Van Oystaeyen stelde vast dat de koninginnen van de gewone aardhommel, de gewone wesp en de woestijnmier veel lange koolwaterstofketens produceren – grote moleculen die bestaan uit koolstofatomen met daarop waterstof gebonden. Toen ze die stoffen namaakte en verspreidde in kolonies zonder koningin, bleken ze de aanwezigheid van een koningin te imiteren en de voortplanting van werksters te verhinderen. Uit een analyse van eerdere studies bleek bovendien dat de koninginnen van 64 andere wespen-, bijen- en mierensoorten ook uitzonderlijk veel soortgelijke koolwaterstofketens produceren.

Het feromoon werd wellicht al 145 miljoen jaar geleden aangemaakt door een gemeenschappelijke, solitair levende voorouder van de bijen, wespen en mieren. ‘Hoe die er precies uitzag, en wat toen de functie van die stof was, is niet duidelijk’, zegt Van Oystaeyen. ‘Mogelijk was die voorouder een parasiet, die zijn eitjes legde in andere insecten. De stof kan een signaal zijn geweest om aan soortgenoten duidelijk te maken dat een insect al ‘bezet’ was. Een andere mogelijkheid is dat de stof diende om vruchtbaarheid te signaleren.’

Er blijven dus nog veel vragen onbeantwoord. ‘Daarom vind ik dit onderwerp zo interessant’, zegt Van Oystaeyen. ‘Er valt nog zoveel te onderzoeken en er worden voortdurend nieuwe theorieën gelanceerd.’

In een eerder gepubliceerde studie in het vakblad Animal Behaviour toonde Van Oystaeyen aan hoe koninginnen van de Braziliaanse bijensoort Melipona scutellaris in vreemde kolonies binnendringen om er de boel over te nemen. ‘Wellicht gebruiken ze feromonen om als koningin geaccepteerd te worden.’ Van Oystaeyen ontdekte dat de bijen vooral ‘s avonds laat hun kans wagen, als de wachters die indringers buiten moeten houden minder waakzaam zijn.

Van Oystaeyen en haar collega’s identificeerden ook een feromoon waarmee koninginnen hun eieren markeren. Waagt een werkster het toch een ei te leggen, dan zullen andere werksters het niet als een koninginnenei herkennen en opeten.
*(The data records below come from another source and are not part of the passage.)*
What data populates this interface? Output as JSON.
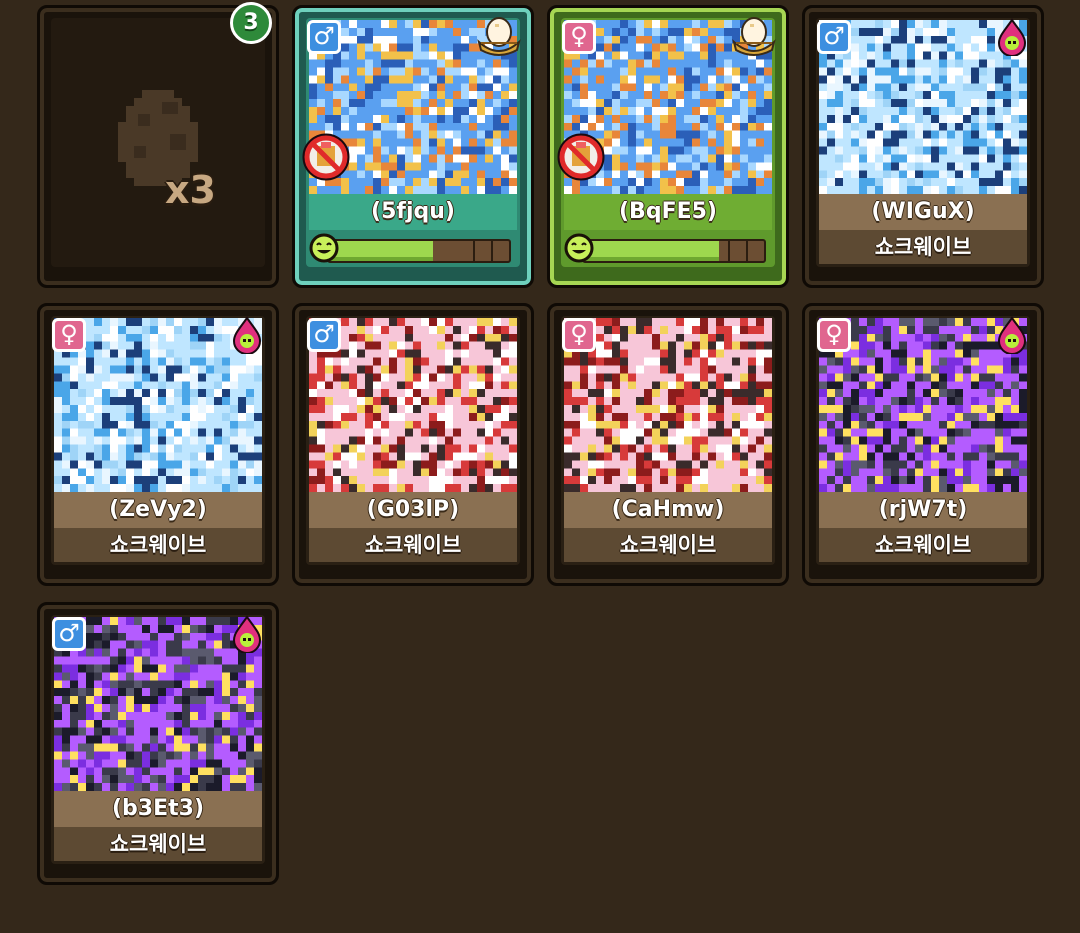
{
  "egg_slot": {
    "badge_count": "3",
    "quantity_label": "x3"
  },
  "colors": {
    "male": "#3d8fe0",
    "female": "#e0668f",
    "highlight_blue": "#6ed0bc",
    "highlight_green": "#a6d653",
    "background": "#34281a"
  },
  "pets": [
    {
      "name": "(5fjqu)",
      "gender": "male",
      "gender_symbol": "♂",
      "highlight": "blue",
      "status_icon": "egg-nest-icon",
      "blocked_icon": "no-breed-icon",
      "happiness": 0.58,
      "art_palette": "blue"
    },
    {
      "name": "(BqFE5)",
      "gender": "female",
      "gender_symbol": "♀",
      "highlight": "green",
      "status_icon": "egg-nest-icon",
      "blocked_icon": "no-breed-icon",
      "happiness": 0.75,
      "art_palette": "blue"
    },
    {
      "name": "(WIGuX)",
      "skill": "쇼크웨이브",
      "gender": "male",
      "gender_symbol": "♂",
      "element_icon": "dark-element-icon",
      "art_palette": "ice"
    },
    {
      "name": "(ZeVy2)",
      "skill": "쇼크웨이브",
      "gender": "female",
      "gender_symbol": "♀",
      "element_icon": "dark-element-icon",
      "art_palette": "ice"
    },
    {
      "name": "(G03lP)",
      "skill": "쇼크웨이브",
      "gender": "male",
      "gender_symbol": "♂",
      "art_palette": "fire"
    },
    {
      "name": "(CaHmw)",
      "skill": "쇼크웨이브",
      "gender": "female",
      "gender_symbol": "♀",
      "art_palette": "fire"
    },
    {
      "name": "(rjW7t)",
      "skill": "쇼크웨이브",
      "gender": "female",
      "gender_symbol": "♀",
      "element_icon": "dark-element-icon",
      "art_palette": "shadow"
    },
    {
      "name": "(b3Et3)",
      "skill": "쇼크웨이브",
      "gender": "male",
      "gender_symbol": "♂",
      "element_icon": "dark-element-icon",
      "art_palette": "shadow"
    }
  ]
}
Inzicht in de chemische communicatie van eusociale insecten levert ook praktische toepassingen op. ‘Imkers zetten broedferomonen, die aangeven dat er nageslacht moet worden verzorgd, nu al in om bijen productiever te maken. Door die feromonen toe te dienen zullen ze meer uitvliegen, meer bestuiven en meer honing produceren. Ook het verstuiven van koninginferomonen, die werksters aantrekken, kunnen honingbijen ertoe aanzetten meer bloemen te bestuiven. En koninginnenferomonen zouden kunnen worden gebruikt om mieren in een vlak bij het nest geplaatste val te lokken.’

Hommelmicrobioom

Vandaag werkt Van Oystaeyen voor het Belgische bedrijf Biobest, dat zich toelegt op biologische gewasbescherming. Het verkoopt onder meer nuttige insecten die plagen onder controle houden en hommels die gewassen kunnen bestuiven. Hommels zijn daarvoor meer gegeerd dan bijen, onder meer omdat ze makkelijker te houden en minder agressief zijn en actief blijven bij slecht weer. De hommels worden ook ingezet als flying doctors, die stoffen verspreiden die het rotten van vruchten tegengaan.
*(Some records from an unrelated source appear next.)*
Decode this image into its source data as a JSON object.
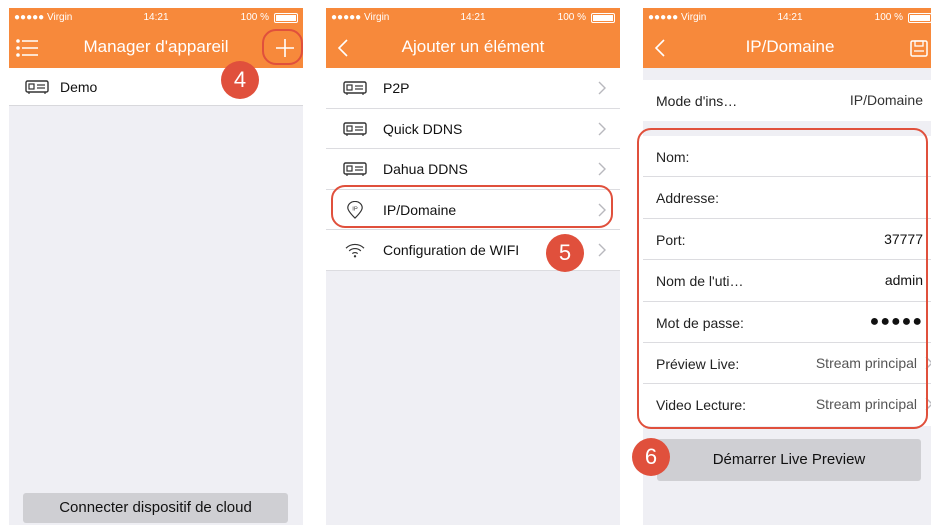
{
  "status": {
    "carrier": "●●●●● Virgin",
    "time": "14:21",
    "battery": "100 %"
  },
  "screen1": {
    "title": "Manager d'appareil",
    "device": "Demo",
    "cloud_button": "Connecter dispositif de cloud",
    "step": "4"
  },
  "screen2": {
    "title": "Ajouter un élément",
    "items": [
      {
        "label": "P2P",
        "icon": "dvr-icon"
      },
      {
        "label": "Quick DDNS",
        "icon": "dvr-icon"
      },
      {
        "label": "Dahua DDNS",
        "icon": "dvr-icon"
      },
      {
        "label": "IP/Domaine",
        "icon": "ip-pin-icon"
      },
      {
        "label": "Configuration de WIFI",
        "icon": "wifi-icon"
      }
    ],
    "step": "5"
  },
  "screen3": {
    "title": "IP/Domaine",
    "mode": {
      "label": "Mode d'ins…",
      "value": "IP/Domaine"
    },
    "fields": [
      {
        "label": "Nom:",
        "value": ""
      },
      {
        "label": "Addresse:",
        "value": ""
      },
      {
        "label": "Port:",
        "value": "37777"
      },
      {
        "label": "Nom de l'uti…",
        "value": "admin"
      },
      {
        "label": "Mot de passe:",
        "value": "●●●●●"
      },
      {
        "label": "Préview Live:",
        "value": "Stream principal"
      },
      {
        "label": "Video Lecture:",
        "value": "Stream principal"
      }
    ],
    "start_button": "Démarrer Live Preview",
    "step": "6"
  },
  "colors": {
    "accent": "#f7893b",
    "annotation": "#e0503c"
  }
}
‘Mijn huidige werk bevindt zich op de grens tussen fundamenteel en toegepast onderzoek, en dat vind ik ideaal’, zegt Van Oystaeyen. In samenwerking met de KU Leuven en de Universiteit Gent onderzoekt ze de micro-organismen in de darmen van hommels. ‘Bij honingbijen is al aangetoond dat bepaalde bacteriën een positief effect hebben op het immuunsysteem. We willen kijken of dat ook bij hommels het geval is, om een soort probiotica voor hommels te kunnen produceren.’
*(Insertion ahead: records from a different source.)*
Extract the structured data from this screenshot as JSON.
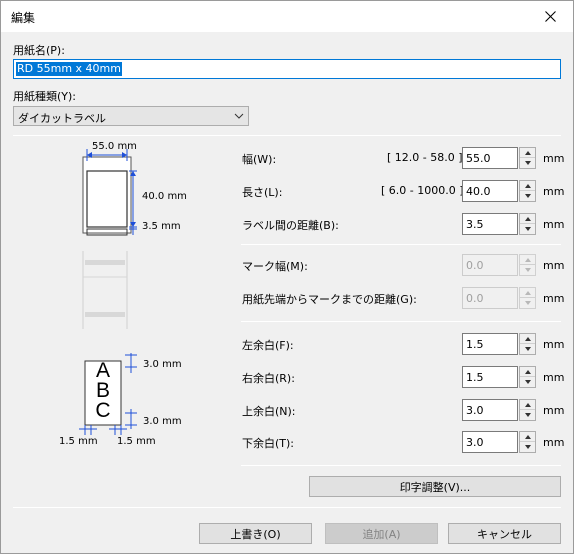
{
  "window": {
    "title": "編集"
  },
  "paper_name": {
    "label": "用紙名(P):",
    "value": "RD 55mm x 40mm"
  },
  "paper_type": {
    "label": "用紙種類(Y):",
    "selected": "ダイカットラベル"
  },
  "diagram": {
    "width_label": "55.0 mm",
    "height_label": "40.0 mm",
    "gap_label": "3.5 mm",
    "margin_top_label": "3.0 mm",
    "margin_bottom_label": "3.0 mm",
    "margin_left_label": "1.5 mm",
    "margin_right_label": "1.5 mm",
    "sample_letters": [
      "A",
      "B",
      "C"
    ]
  },
  "fields": {
    "width": {
      "label": "幅(W):",
      "range": "[ 12.0 - 58.0 ]",
      "value": "55.0",
      "unit": "mm"
    },
    "length": {
      "label": "長さ(L):",
      "range": "[ 6.0 - 1000.0 ]",
      "value": "40.0",
      "unit": "mm"
    },
    "gap": {
      "label": "ラベル間の距離(B):",
      "value": "3.5",
      "unit": "mm"
    },
    "mark_width": {
      "label": "マーク幅(M):",
      "value": "0.0",
      "unit": "mm"
    },
    "mark_distance": {
      "label": "用紙先端からマークまでの距離(G):",
      "value": "0.0",
      "unit": "mm"
    },
    "left_margin": {
      "label": "左余白(F):",
      "value": "1.5",
      "unit": "mm"
    },
    "right_margin": {
      "label": "右余白(R):",
      "value": "1.5",
      "unit": "mm"
    },
    "top_margin": {
      "label": "上余白(N):",
      "value": "3.0",
      "unit": "mm"
    },
    "bottom_margin": {
      "label": "下余白(T):",
      "value": "3.0",
      "unit": "mm"
    }
  },
  "buttons": {
    "print_adjust": "印字調整(V)...",
    "overwrite": "上書き(O)",
    "add": "追加(A)",
    "cancel": "キャンセル"
  },
  "colors": {
    "accent": "#0078d7",
    "dim_line": "#1e4fd8"
  }
}
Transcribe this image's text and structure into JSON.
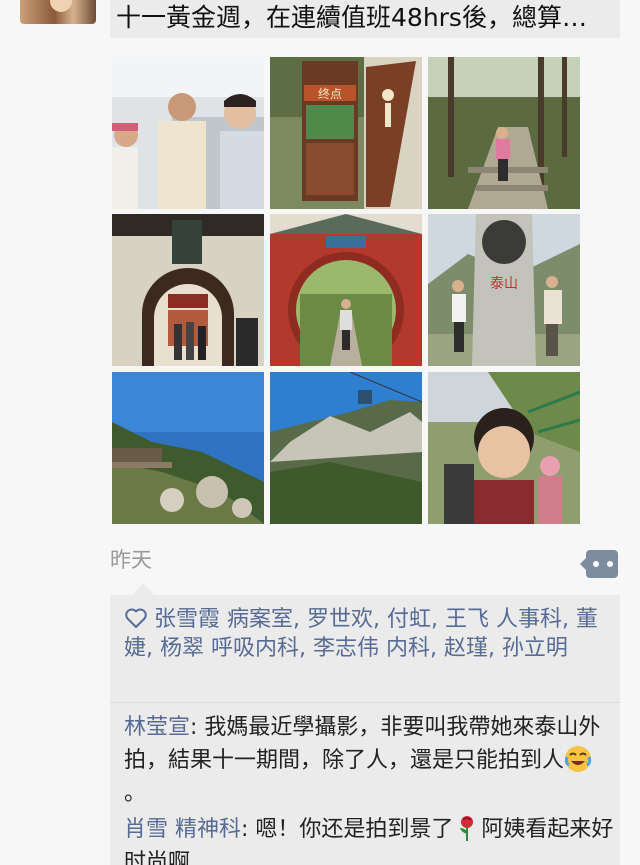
{
  "post": {
    "text": "十一黃金週，在連續值班48hrs後，總算…",
    "timestamp": "昨天"
  },
  "photos": [
    {
      "id": "photo-1",
      "sign_text": ""
    },
    {
      "id": "photo-2",
      "sign_text": "终点"
    },
    {
      "id": "photo-3",
      "sign_text": ""
    },
    {
      "id": "photo-4",
      "sign_text": ""
    },
    {
      "id": "photo-5",
      "sign_text": ""
    },
    {
      "id": "photo-6",
      "sign_text": "泰山"
    },
    {
      "id": "photo-7",
      "sign_text": ""
    },
    {
      "id": "photo-8",
      "sign_text": ""
    },
    {
      "id": "photo-9",
      "sign_text": ""
    }
  ],
  "likes": {
    "icon": "heart-outline-icon",
    "names_text": "张雪霞  病案室, 罗世欢, 付虹, 王飞 人事科, 董婕, 杨翠 呼吸内科, 李志伟  内科, 赵瑾, 孙立明"
  },
  "comments": [
    {
      "author": "林莹宣",
      "text": "我媽最近學攝影，非要叫我帶她來泰山外拍，結果十一期間，除了人，還是只能拍到人",
      "emoji": "laughing-crying-emoji",
      "suffix": "。"
    },
    {
      "author": "肖雪 精神科",
      "text": "嗯！你还是拍到景了",
      "emoji": "rose-emoji",
      "suffix": "阿姨看起来好时尚啊"
    }
  ],
  "colors": {
    "link_blue": "#576b95",
    "comment_button": "#7d8ba0",
    "background": "#f7f7f7",
    "panel": "#ebebeb"
  }
}
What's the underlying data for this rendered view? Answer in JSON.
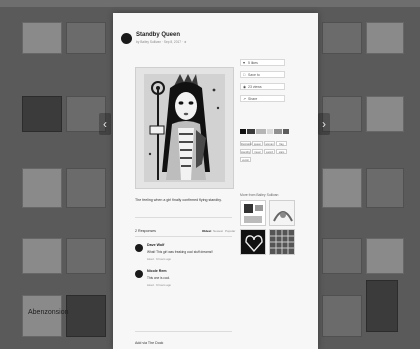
{
  "artwork": {
    "title": "Standby Queen",
    "byline": "by Bailey Sullivan · Sep 8, 2017 · ★",
    "caption": "The feeling when a girl finally confirmed flying standby."
  },
  "actions": [
    {
      "icon": "heart-icon",
      "label": "5 likes"
    },
    {
      "icon": "bookmark-icon",
      "label": "Save to"
    },
    {
      "icon": "eye-icon",
      "label": "23 views"
    },
    {
      "icon": "share-icon",
      "label": "Share"
    }
  ],
  "palette": [
    "#111111",
    "#3a3a3a",
    "#b5b5b5",
    "#d8d8d8",
    "#8f8f8f",
    "#5c5c5c"
  ],
  "tags": [
    "illustration",
    "queen",
    "woman",
    "flag",
    "standby",
    "travel",
    "sword",
    "stars",
    "vector"
  ],
  "more_from": {
    "label": "More from Bailey Sullivan"
  },
  "responses": {
    "count_label": "2 Responses",
    "sort": [
      "Oldest",
      "Newest",
      "Popular"
    ],
    "items": [
      {
        "name": "Dave Wolf",
        "text": "What! This girl was freaking cool stuff dreams!!",
        "meta": "Liked · 9 hours ago"
      },
      {
        "name": "Nicole Rem",
        "text": "This one is cool.",
        "meta": "Liked · 9 hours ago"
      }
    ]
  },
  "footer": {
    "label": "Add via The Dock"
  },
  "background": {
    "caption_left": "Abenzonsion"
  },
  "colors": {
    "overlay": "#5a5a5a",
    "modal": "#f7f7f7",
    "ink": "#111111"
  }
}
Daarnaast probeert ze artificieel voedsel voor hommels te ontwikkelen. ‘Vandaag krijgen die door honingbijen verzameld pollen voorgeschoteld, dat wordt gekocht bij imkers. Dat is duur en slecht voor de bijen: ze hebben het al moeilijk en hun pollen vervangen door een minderwaardig alternatief kan ze extra verzwakken. Helaas zijn pollen moeilijk na te bootsen.’

Van Oystaeyen weet niet hoeveel prikken ze in haar carrière al heeft geïncasseerd. ‘Veel. Vooral dan tijdens mijn scriptie, toen ik in en rond Leuven wespennesten heb verzameld om de chemische communicatie tussen wespen te bestuderen. Ik droeg weliswaar een beschermend pak, maar er is er altijd wel eentje die in het pak geraakt.’